Wednesday, April 2, 2014

The Changing Face of Marriage

Despite the fact that both my parents aren't Catholic, my experience with the 'domestic church' has been ongoing. When I was younger I remember going to church with my mom and sister every weekend; even now, every weekend my mom and I go to church. My whole immediate family always goes to Christmas and Easter mass together and until such time as it wouldn't be possible, I think it'll stay that way. I have also made the sacraments of Reconciliation, First Holy Communion, and Confirmation. My mom is the parent who wants me and my sister to have a strong faith and belief in God and my dad supports her in the decision they made to raise us Catholic. It's an interesting dynamic to have one parent who is very religious and the other who is not as religious. Despite the ongoing 'domestic church,' since my sister went to college, the strictness of praying before dinner, etc. has basically been nonexistent. Although this is true, I am still required to go to church, even if it may be something I don't particularly want to do. On one hand I understand the importance of the 'domestic church' and why it is deemed important to start when children are young.  On the other hand, despite being brought up as part of a religious community, I believe that you can't make someone believe in something in which they don't want to believe. I think that after a certain point, maybe after receiving Confirmation or the equivalent in other religions, parents should let their children choose if they want to continue on with the current beliefs, discover a new religion, or to not have a religion. Even without forcing a child to be part of a religion, the parents can still illustrate the 'domestic church' by their words and actions. Additionally, I'd say that love, forgiveness, and trust are almost always experienced at home first, at least I know it happened like that for me. In order for children to know what any of those concepts are they have to learn them from someone. These concepts do not have to religiously-linked, so they could be taught just as well by a non-religious parent. 

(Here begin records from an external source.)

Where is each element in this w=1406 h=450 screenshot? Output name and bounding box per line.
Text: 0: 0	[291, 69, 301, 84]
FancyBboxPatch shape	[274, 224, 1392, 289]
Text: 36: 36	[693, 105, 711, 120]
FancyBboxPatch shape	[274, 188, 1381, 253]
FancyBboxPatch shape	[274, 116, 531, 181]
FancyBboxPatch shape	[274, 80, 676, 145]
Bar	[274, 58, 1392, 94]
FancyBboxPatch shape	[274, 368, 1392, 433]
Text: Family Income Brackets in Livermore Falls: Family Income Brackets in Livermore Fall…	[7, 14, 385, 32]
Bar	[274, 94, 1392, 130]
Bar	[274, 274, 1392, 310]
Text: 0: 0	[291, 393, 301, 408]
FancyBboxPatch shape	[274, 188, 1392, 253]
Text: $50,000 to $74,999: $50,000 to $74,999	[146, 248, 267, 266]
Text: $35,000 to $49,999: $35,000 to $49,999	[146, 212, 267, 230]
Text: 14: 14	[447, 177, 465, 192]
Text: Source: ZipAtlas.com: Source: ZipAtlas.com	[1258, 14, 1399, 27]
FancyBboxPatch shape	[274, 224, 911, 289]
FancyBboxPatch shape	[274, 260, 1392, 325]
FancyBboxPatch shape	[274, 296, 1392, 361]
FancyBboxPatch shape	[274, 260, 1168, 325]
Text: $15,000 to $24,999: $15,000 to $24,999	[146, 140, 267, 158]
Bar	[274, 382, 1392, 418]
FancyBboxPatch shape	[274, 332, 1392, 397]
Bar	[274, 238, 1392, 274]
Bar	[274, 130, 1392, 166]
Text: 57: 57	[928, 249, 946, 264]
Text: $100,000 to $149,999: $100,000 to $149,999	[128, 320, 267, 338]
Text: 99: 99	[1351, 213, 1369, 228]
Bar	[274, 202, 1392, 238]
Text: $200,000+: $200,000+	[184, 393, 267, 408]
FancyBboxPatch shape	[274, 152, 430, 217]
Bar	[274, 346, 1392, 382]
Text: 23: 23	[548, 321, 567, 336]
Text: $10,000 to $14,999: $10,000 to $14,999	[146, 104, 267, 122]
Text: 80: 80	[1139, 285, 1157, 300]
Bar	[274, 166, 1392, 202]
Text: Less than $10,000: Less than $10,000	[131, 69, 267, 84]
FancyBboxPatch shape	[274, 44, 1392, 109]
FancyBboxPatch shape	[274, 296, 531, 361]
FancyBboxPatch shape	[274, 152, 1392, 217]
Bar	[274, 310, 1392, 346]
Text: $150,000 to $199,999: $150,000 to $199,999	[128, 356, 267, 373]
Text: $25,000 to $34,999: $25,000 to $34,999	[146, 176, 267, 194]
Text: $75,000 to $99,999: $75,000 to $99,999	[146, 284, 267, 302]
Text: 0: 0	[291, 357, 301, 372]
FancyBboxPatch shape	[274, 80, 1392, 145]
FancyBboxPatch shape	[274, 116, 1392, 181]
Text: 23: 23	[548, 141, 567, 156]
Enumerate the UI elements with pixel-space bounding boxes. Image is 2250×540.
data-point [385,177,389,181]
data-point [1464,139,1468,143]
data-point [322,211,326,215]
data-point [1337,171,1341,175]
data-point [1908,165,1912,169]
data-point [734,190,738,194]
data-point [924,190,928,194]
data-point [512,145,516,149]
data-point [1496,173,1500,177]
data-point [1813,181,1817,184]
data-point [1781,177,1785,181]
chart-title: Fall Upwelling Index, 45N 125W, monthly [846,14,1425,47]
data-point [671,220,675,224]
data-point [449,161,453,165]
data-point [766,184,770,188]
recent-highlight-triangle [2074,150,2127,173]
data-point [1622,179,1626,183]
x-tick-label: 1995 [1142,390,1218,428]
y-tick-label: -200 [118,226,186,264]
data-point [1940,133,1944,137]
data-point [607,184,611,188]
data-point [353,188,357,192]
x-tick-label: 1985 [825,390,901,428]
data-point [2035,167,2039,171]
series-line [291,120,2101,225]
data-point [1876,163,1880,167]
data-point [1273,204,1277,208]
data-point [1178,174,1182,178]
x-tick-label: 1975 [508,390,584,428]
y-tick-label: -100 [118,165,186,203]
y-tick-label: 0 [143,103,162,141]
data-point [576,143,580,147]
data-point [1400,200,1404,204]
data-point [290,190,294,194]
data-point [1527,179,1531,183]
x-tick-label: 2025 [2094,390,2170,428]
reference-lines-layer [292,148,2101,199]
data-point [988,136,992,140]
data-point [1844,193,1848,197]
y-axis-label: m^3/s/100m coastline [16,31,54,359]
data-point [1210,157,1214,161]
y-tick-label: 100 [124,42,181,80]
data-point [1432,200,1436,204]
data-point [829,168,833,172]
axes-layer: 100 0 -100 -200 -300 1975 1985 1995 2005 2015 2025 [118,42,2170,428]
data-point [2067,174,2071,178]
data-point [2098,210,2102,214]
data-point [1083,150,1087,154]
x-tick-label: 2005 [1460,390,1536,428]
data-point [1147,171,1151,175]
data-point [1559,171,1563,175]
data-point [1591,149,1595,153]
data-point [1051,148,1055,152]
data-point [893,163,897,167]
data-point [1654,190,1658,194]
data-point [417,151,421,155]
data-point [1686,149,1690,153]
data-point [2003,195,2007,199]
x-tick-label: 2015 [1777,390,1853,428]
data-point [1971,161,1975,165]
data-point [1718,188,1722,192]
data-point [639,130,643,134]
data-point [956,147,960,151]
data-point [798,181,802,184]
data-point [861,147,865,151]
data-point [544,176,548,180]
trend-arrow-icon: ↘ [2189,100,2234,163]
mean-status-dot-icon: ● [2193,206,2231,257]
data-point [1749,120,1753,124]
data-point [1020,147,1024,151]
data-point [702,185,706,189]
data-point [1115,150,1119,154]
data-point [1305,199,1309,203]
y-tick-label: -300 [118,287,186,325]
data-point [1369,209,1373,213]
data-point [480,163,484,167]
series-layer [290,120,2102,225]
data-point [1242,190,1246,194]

He's Just Not That Into You is an entertaining movie that makes some good points about some of the topics we are discussing in class. There are some pros that are illustrated in the movie, such as how married couples are able to settle down together and start their life as a couple quicker. Another pro would be the extra support of friends and family when making life changing decisions. In the movie, Gigi, Beth, and Janine are there for one another to talk about their problems, insights, and/or situations with the men in their lives. Also, the importance of family is shown when Beth's dad is there to tell her that she's still a good person, even though Neil didn't want to marry her and that her choice to breakup with him was okay (even though he liked Neil). There are also some cons shown in the movie, such as the sped up dating process. It is seen that Gigi meets men at happy hour or for drinks and automatically thinks what their life would be like together. Also, despite not following their story, Ben and Janine's relationship shows the ugly side that marriage could possibly have at any moment. Some men who either rush into marriage or just get bored with their marriage, could have an affair and ruin the relationship all together; they may still love their wife, but still end up cheating. There are also some situations that could be considered both a pro and a con. One such situation involves Beth and her boyfriend of seven years; they've lived together for awhile and he's committed to her, but he doesn't want to get married. This could be seen as a pro because couples sometimes genuinely don't want to get married but know that they love one another; their love doesn't need a 'marriage' label. It could also be seen as a con because sometimes the women in these relationships, such as Beth, believe that there's an underlying reason to why their significant other doesn't want to marry them. Also, another character in the movie (which we're not following the story of) uses online dating. Online dating can be a good way to meet your future life partner, but it also could be dangerous, as we have seen or heard stories about kidnapping and people not being who they say they are.

I think the study's results make logical sense. Like the BustedHalo article states, people who have a college degree are more likely to have a stable-paying job that would allow one to feel secure enough to be able to provide for a family, as well as themselves. Personally, I believe that having an education is important in general. Not to be mean or rude, but I don't think I'd be able to have a relationship with someone who did not value education or care to further educate themselves in some aspect of life, not necessarily having to be in academics. I think the study has some validity to it, but I also believe that a relationship will work if the two people involved make it work. Hopefully, since I will be attending college and post-baccalaureate education, the study will prove true in my future relationships and I will not have to experience divorce or multiple marriages. I am torn on whether or not I would establish the 'domestic church' in my home in the future. There are obvious pros to doing so, such as children being able to have something to believe in as they get older. There are also cons as well, such as choosing children's beliefs before they have a chance to do so themselves. I think that decision would be something my future husband and I would decide together, but there will definitely be love, forgiveness, and trust in the home.